The heydays of the early 2000s represented a time when poker players from all over the US were still able to openly participate in their pastime online. All of that would eventually change, however, with the US introducing legislation to outlaw online gambling. Around the same time, PayPal chose to cease its involvement with the US online gambling industry in 2003, scared off by legislative change and a merger with eBay.
Some 12 years later and PayPal has quietly reversed its policy regarding the US online gambling industry. A couple of weeks into September, gambling media outlets began to break the news that PayPal was to be accepted at the US sites for the World Series of Poker (WSOP) and Derby Games. US customers can now use PayPal at those casinos plus a number of others.
Although PayPal has been out of the US online gambling industry for some years, the payment provider has remained incredibly active in Europe, where online gambling is widely legal and extremely popular among customers. Back in 2003, PayPal was actually the most utilised payment method among US online gamblers. Unfortunately for PayPal, however, the company’s domestic industry was culled by legislative change.
Questioning PayPal’s decision to leave the US online gambling industry just doesn’t make sense, given how you cannot keep making legitimate revenue if all of the sites have been deemed to be illegal. Now, though, everything has changed, as there is a legitimate online gambling industry once again, following legalisation in Nevada, New Jersey, and Delaware.
But despite PayPal deciding to legally re-enter a bona fide industry, analysts are curious as to why their return has barely been spoken of. One such person is former Wall Street trader and poker world champion Andy Frankenberger, who believes that PayPal is concerned for its reputation.
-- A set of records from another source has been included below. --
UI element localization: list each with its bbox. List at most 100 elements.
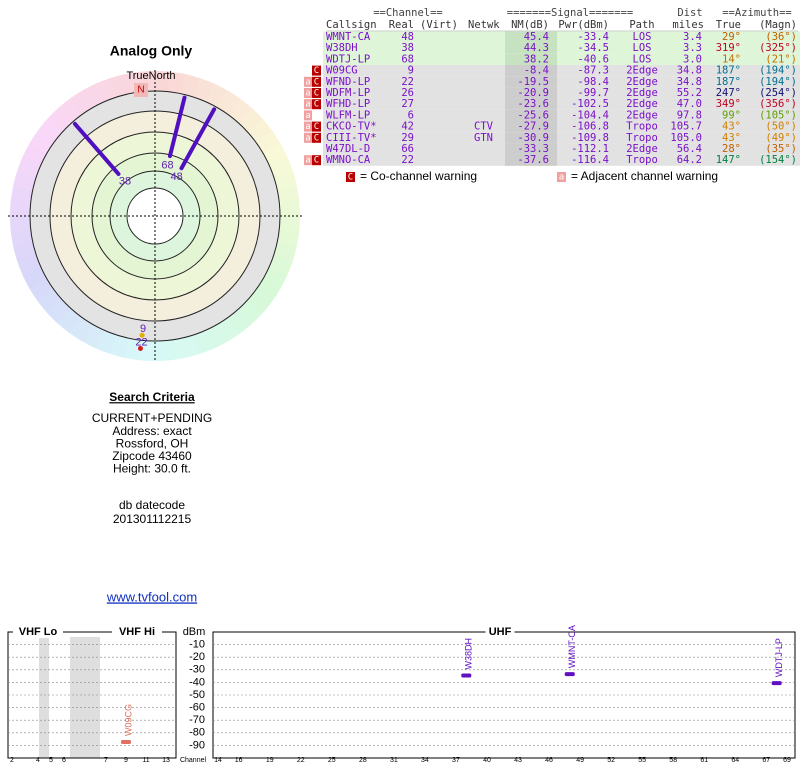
warning-badge xyxy=(304,88,312,98)
group-header: ==Azimuth== xyxy=(722,7,792,19)
cell-pwr: -116.4 xyxy=(571,154,609,166)
x-tick-label: 58 xyxy=(669,757,677,764)
spectrum-chart: -10-20-30-40-50-60-70-80-90 dBm Channel VHF… xyxy=(8,625,795,764)
legend-badge xyxy=(346,172,355,182)
cell-real: 6 xyxy=(408,109,414,121)
nm-cell-bg xyxy=(505,132,557,144)
search-line: Height: 30.0 ft. xyxy=(113,462,191,476)
section-title-bg xyxy=(13,626,63,638)
cell-path: LOS xyxy=(633,53,652,65)
warning-badge xyxy=(312,121,321,132)
x-tick-label: 2 xyxy=(10,757,14,764)
cell-pwr: -40.6 xyxy=(577,53,609,65)
cell-callsign: WDTJ-LP xyxy=(326,53,370,65)
station-dot xyxy=(139,332,145,338)
warning-badge xyxy=(312,99,321,110)
cell-callsign: WFHD-LP xyxy=(326,98,370,110)
warning-text: C xyxy=(314,66,319,76)
x-tick-label: 31 xyxy=(390,757,398,764)
x-tick-label: 25 xyxy=(328,757,336,764)
section-title-bg xyxy=(485,626,515,638)
cell-az-magn: (21°) xyxy=(765,53,797,65)
nm-cell-bg xyxy=(505,76,557,88)
warning-badge xyxy=(304,121,312,132)
warning-text: a xyxy=(305,133,310,143)
search-title: Search Criteria xyxy=(109,390,195,404)
row-bg xyxy=(323,87,800,99)
legend-badge-text: a xyxy=(559,173,564,183)
cell-nm: 45.4 xyxy=(524,31,549,43)
cell-path: 2Edge xyxy=(626,87,658,99)
cell-callsign: CIII-TV* xyxy=(326,132,377,144)
group-header: Dist xyxy=(677,7,702,19)
x-tick-label: 11 xyxy=(142,757,149,764)
site-link[interactable]: www.tvfool.com xyxy=(106,589,197,604)
x-tick-label: 52 xyxy=(607,757,615,764)
cell-callsign: WFND-LP xyxy=(326,76,370,88)
cell-path: 2Edge xyxy=(626,76,658,88)
cell-path: 2Edge xyxy=(626,98,658,110)
cell-az-magn: (194°) xyxy=(759,65,797,77)
signal-label: W38DH xyxy=(464,638,474,670)
nm-cell-bg xyxy=(505,87,557,99)
cell-pwr: -33.4 xyxy=(577,31,609,43)
cell-callsign: CKCO-TV* xyxy=(326,121,377,133)
cell-real: 29 xyxy=(401,132,414,144)
y-tick-label: -40 xyxy=(189,676,205,688)
cell-real: 27 xyxy=(401,98,414,110)
x-tick-label: 6 xyxy=(62,757,66,764)
cell-dist: 105.0 xyxy=(670,132,702,144)
cell-dist: 97.8 xyxy=(677,109,702,121)
station-label: 38 xyxy=(119,175,131,187)
cell-dist: 3.0 xyxy=(683,53,702,65)
signal-bar xyxy=(771,681,782,686)
cell-az-magn: (49°) xyxy=(765,132,797,144)
unavailable-band xyxy=(70,637,100,758)
cell-nm: -19.5 xyxy=(517,76,549,88)
x-tick-label: 40 xyxy=(483,757,491,764)
cell-pwr: -98.4 xyxy=(577,76,609,88)
x-tick-label: 5 xyxy=(49,757,53,764)
cell-az-true: 187° xyxy=(716,65,741,77)
cell-pwr: -87.3 xyxy=(577,65,609,77)
row-bg xyxy=(323,109,800,121)
x-tick-label: 7 xyxy=(104,757,108,764)
cell-az-true: 187° xyxy=(716,76,741,88)
cell-callsign: WMNT-CA xyxy=(326,31,371,43)
cell-dist: 55.2 xyxy=(677,87,702,99)
cell-az-magn: (356°) xyxy=(759,98,797,110)
section-title: VHF Hi xyxy=(119,626,155,638)
x-tick-label: 4 xyxy=(36,757,40,764)
x-tick-label: 19 xyxy=(266,757,274,764)
column-header: (Virt) xyxy=(420,19,458,31)
cell-real: 38 xyxy=(401,42,414,54)
warning-badge xyxy=(304,99,312,110)
cell-nm: -27.9 xyxy=(517,121,549,133)
cell-netwk: CTV xyxy=(474,121,494,133)
cell-nm: -20.9 xyxy=(517,87,549,99)
station-dot xyxy=(137,345,143,351)
warning-badge xyxy=(304,155,312,166)
station-label: 9 xyxy=(140,323,146,335)
warning-text: C xyxy=(314,133,319,143)
x-tick-label: 22 xyxy=(297,757,305,764)
cell-az-true: 99° xyxy=(722,109,741,121)
warning-text: a xyxy=(305,100,310,110)
x-tick-label: 46 xyxy=(545,757,553,764)
x-tick-label: 14 xyxy=(214,757,222,764)
cell-dist: 34.8 xyxy=(677,76,702,88)
row-bg xyxy=(323,76,800,88)
nm-cell-bg xyxy=(505,121,557,133)
polar-title: Analog Only xyxy=(110,43,193,59)
warning-text: C xyxy=(314,89,319,99)
warning-badge xyxy=(312,76,321,87)
section-title-bg xyxy=(112,626,162,638)
uhf-panel xyxy=(212,631,796,759)
row-bg xyxy=(323,121,800,133)
cell-az-true: 147° xyxy=(716,154,741,166)
signal-bar xyxy=(121,739,131,744)
polar-plot: N 48 38 68 922 xyxy=(8,70,302,362)
cell-az-magn: (36°) xyxy=(765,31,797,43)
cell-pwr: -34.5 xyxy=(577,42,609,54)
column-header: Path xyxy=(629,19,654,31)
The reason for this rationale is that online gambling is still viewed as being a potential grey area, given how many politicians are seeking to close the legal US markets.
Having been contacted by a leading US media outlet, PayPal was forced to release a statement to clarify its activities. For the moment, PayPal is only working with US three online gambling sites as part of a pilot programme. PayPal has an extensive list of US gambling activities that it has banned, but the four approved sites are not subject to the prohibited list of gambling activities.
To add some perspective, there are 50 states in the continental US. The three states where online gambling is legal account for a mere 6% of the country. Without all of the states legalising online gambling, Frankenberger believes that those opposed will always view that activity as being illegal and immoral.
Currently, it could be argued that online gambling operators are being treated somewhat unfairly compared to fantasy sports websites that technically offer gambling services throughout much of the country. PayPal has been working with fantasy sports sites for years now, helping them to accept entry fees from players before later paying out cash prizes based on outcomes that can be determined by chance.